A fun recent example mitigating the halting problem came from an affectionate troll level(o) in mario maker

I'm unsure whether the underlying implementation uses approximation techniques, as the op suggests, or if Nintendo simply identified potential halting offenders and added a layer of checks to overcome the intractable issue

note: the clip is loud and includes the player yelling fuck; in case that offends.. that said, the whole level playthrough is a lot of fun

(o) https://m.youtube.com/watch?v=Hg4OjsC3Ty8&t=1102


I'm pretty sure it makes the level creator finish the level before they can upload it. They only have to manage it once though :)

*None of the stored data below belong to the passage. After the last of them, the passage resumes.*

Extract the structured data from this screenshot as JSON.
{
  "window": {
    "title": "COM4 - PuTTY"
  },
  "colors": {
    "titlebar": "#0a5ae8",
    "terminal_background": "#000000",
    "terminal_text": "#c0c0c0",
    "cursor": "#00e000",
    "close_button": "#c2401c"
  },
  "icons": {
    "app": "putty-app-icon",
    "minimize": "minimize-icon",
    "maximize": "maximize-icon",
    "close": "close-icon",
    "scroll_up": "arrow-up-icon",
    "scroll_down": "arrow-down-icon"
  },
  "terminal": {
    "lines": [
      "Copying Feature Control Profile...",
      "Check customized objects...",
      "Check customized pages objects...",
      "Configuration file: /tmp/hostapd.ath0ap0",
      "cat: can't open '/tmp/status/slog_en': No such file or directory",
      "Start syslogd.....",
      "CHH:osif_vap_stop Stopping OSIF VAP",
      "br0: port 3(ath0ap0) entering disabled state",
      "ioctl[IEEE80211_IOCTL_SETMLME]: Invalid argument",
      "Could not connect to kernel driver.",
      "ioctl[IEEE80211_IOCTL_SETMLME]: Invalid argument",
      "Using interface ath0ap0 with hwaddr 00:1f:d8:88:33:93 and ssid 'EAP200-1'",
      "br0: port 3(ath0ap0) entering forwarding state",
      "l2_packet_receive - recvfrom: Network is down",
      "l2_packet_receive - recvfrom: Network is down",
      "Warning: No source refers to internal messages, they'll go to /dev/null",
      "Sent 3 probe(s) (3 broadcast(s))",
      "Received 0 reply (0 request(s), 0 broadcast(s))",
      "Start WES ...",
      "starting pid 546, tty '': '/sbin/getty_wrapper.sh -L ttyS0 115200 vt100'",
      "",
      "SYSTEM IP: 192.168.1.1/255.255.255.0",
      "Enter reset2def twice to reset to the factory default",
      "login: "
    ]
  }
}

Yeah, but this is about player death stead level completion

In the clip the level maker cleverly constructed a trap wherein the player gets stuck between two blocked doors which creates an infinite loop passing Mario back and forth

The game engine realises what is happening after the second pass and just kills Mario closing the loop


Oh, I see what you mean now by mitigation.


True, but that's proving that the level can be finished. Proving the level will be finished is more analogous to the halting problem.


You can solve this sort of thing relatively easily by checking if the player keeps entering the same position with no change in state (and no user interaction).

Vim does the same sort of thing when you do 999999j (or more sophisticated things like repeating a macro a billion times).


In the talk he says he cured 5 diseases in 12 months. Not bad.